Les produits dopants sont-ils chers?

À ce que j’en sache, il en coûte environ 60 $ pour une dose d’EPO. Comme il faut en prendre régulièrement pour que ça fasse effet, les coûts peuvent devenir importants. C’est d’ailleurs l’un des signes à surveiller pour les parents : est-ce que leur enfant est en constant besoin d’argent? Et ce n'est pas parce qu'il a les cheveux bien coiffés qu’il ne se dope pas. C'est souvent ce désir d'être le meilleur qui entraîne dans cette voie.

Est-il vrai que le dépistage est toujours en retard sur les nouvelles techniques de dopage?

Ce fut en effet longtemps le cas, mais la science de détection a fait du rattrapage ces dernières années. Il existe des produits qui masquent la prise de substances et on parle aujourd’hui de dopage génétique, mais nous restons aux aguets.

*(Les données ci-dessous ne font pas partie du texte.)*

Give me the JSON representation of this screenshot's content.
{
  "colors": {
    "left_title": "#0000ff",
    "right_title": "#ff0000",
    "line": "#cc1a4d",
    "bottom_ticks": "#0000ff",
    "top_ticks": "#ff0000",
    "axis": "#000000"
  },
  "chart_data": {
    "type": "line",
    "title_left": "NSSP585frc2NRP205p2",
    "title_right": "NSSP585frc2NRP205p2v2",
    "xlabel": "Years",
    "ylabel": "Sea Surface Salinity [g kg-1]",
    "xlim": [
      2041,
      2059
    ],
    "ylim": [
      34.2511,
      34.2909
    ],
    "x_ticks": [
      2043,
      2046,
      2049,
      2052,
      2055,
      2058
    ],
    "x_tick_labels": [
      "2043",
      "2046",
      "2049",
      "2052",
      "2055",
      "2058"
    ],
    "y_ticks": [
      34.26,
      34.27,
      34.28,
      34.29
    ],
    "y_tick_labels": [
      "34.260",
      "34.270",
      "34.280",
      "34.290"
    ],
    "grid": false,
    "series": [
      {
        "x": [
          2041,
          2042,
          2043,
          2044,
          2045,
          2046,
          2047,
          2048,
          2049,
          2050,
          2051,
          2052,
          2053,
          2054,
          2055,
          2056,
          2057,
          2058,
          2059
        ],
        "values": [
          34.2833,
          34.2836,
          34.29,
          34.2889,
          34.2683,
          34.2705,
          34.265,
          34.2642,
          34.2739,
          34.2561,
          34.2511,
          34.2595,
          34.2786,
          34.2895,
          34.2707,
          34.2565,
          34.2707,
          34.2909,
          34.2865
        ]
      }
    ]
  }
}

Quelles sont les actions concrètes posées par les autorités sportives afin d’enrayer ce phénomène?

Il en existe plusieurs. Nous affichons le slogan « Roulez gagnants au naturel » sur les dossards de nos coureurs. Ce que le public sait moins, c’est que lorsque l’on signe un contrat de commandite avec un coureur, il endosse des clauses qui prévoient l’exclusion à vie du club et 10 000 $ d’amende en cas de dopage. Cet argent est d’ailleurs redistribué au développement des athlètes. Il existe évidemment des tests inopinés qui peuvent survenir à tout moment. Nous encourageons la délation, mais faisons également de la sensibilisation concernant les dangers des produits dopants au niveau de la santé, mais aussi de la vie sociale de l'athlète. Porter une étiquette de tricheur, ce n’est pas rose!